How Do You Become Interested in an Article?

by Pat Marcello on January 30, 2011

So, let’s talk about you as a reader, right? What makes you sit up and take notice when you’re reading a magazine or newspaper? Your personal interest zone, right? I mean, if you’re all into animal rights, stories about animals will probably pop out at you first if the headline catches your eye. Or, if you worry about homeless people, you’ll probably gravitate right to a story that talks about that topic.

American Shorthair cat
Image via Wikipedia

But what keeps you reading?

The lead helps. If you’re not hooked by the first paragraph, which should include some interesting fact or statistic or a real slammer of an idea, then what really keeps you going down the page are the nut graphs. Why? Because nut graphs draw people further in, it can raise questions that people MUST have answered. Here’s what I mean:

Miracle Cat Saves Company

On Tuesday, February 1, Consolidated Metals Corporation was humming along when the cat who lives in the warehouse began meowing for all he was worth. Mark Jennings, warehouse foreman, couldn’t get the cat to stop. “I thought something was wrong with Puddy,” said Jennings. “What he was trying to tell me was that if I didn’t get into the maintenance room right away, we’d all be dead.

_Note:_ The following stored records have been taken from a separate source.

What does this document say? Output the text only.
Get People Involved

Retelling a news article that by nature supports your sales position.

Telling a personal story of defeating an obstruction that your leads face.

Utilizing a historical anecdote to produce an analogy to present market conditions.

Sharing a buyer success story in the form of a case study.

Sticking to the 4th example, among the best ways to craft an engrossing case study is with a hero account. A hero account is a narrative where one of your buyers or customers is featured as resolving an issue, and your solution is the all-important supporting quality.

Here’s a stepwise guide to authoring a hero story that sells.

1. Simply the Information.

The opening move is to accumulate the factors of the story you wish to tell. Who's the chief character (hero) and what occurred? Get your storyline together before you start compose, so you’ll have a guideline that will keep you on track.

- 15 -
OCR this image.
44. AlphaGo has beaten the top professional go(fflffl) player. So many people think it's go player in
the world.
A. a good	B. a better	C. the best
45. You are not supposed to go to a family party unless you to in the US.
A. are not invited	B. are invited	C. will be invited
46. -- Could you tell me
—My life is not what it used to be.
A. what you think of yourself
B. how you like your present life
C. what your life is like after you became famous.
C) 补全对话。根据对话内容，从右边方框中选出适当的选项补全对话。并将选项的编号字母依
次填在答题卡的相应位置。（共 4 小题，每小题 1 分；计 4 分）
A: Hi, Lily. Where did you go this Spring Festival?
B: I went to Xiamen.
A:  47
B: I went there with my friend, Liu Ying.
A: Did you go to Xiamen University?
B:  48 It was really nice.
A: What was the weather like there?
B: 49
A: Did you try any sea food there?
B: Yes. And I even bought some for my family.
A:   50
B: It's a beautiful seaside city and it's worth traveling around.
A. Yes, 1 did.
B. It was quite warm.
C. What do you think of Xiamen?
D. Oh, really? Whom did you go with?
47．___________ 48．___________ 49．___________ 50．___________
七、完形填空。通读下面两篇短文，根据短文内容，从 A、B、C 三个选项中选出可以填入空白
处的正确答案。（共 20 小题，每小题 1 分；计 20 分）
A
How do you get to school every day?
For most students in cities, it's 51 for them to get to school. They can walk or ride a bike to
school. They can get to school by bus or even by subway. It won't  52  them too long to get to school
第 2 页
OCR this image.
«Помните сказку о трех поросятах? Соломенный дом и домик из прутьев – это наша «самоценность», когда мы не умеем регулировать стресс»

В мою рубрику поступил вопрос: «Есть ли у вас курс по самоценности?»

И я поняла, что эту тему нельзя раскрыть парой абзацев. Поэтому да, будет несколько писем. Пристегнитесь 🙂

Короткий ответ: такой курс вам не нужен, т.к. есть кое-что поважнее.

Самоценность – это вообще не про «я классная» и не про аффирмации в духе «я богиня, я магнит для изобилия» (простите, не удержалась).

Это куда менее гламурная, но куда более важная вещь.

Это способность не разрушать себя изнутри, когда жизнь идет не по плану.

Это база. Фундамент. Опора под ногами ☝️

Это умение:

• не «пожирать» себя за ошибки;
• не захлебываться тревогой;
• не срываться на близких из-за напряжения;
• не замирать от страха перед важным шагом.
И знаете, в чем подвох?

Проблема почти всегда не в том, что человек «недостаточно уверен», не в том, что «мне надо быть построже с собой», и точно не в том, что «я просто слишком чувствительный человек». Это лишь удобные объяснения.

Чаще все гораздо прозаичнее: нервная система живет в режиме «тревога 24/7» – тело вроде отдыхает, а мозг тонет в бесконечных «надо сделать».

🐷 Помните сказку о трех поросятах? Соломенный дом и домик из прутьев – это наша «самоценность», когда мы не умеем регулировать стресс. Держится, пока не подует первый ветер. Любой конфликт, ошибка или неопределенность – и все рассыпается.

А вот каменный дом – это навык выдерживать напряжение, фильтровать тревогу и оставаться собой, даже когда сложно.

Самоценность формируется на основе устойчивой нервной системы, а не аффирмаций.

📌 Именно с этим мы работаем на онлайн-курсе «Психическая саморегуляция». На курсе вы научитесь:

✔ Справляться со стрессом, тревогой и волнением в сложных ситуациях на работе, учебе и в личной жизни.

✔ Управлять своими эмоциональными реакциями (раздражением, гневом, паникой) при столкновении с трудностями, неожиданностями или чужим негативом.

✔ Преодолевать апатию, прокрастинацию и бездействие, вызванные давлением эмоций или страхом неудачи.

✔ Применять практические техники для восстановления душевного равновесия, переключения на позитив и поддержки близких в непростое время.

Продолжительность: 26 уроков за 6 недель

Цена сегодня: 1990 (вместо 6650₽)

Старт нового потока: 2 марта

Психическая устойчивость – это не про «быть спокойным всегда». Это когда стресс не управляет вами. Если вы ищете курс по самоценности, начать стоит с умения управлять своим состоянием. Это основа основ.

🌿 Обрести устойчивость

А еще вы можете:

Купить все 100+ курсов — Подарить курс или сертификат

Puddy, a three-year old male American Shorthair, lives in the warehouse and keeps it free of all manner of vermin. The men found the cat when it was just a kitten and he’s become a member of the Consolidated family. What’s amazing is that he seems to be very protective, not just of the factory but of the men and women who work there. This isn’t the first time he’s been instrumental in helping the workers avoid tragedy.

Want to know what that is? You’d keep reading to find out, no doubt, right? Well… You’ll have to fill in your own details because I just made that up. :)

But you notice, I gave the who (Puddy), what (he’s protective), when (over the past three years), where (in the warehouse), and why you want to keep reading (because he’s an extraordinary cat, but you don’t know all the details about him yet).  And I piqued your interest by telling you that this isn’t the first time a cat is really a hero. That’s exactly what a nut graph does. It draws your audience further into the story so that they just have to read on.

Try this: Create a situation. Create a focus and an angle, and then, write a headline, a lead and a nut graph. Do this at least five times, and by the end of the fifth creation, you’ll see much better how nut graphs work. Try it!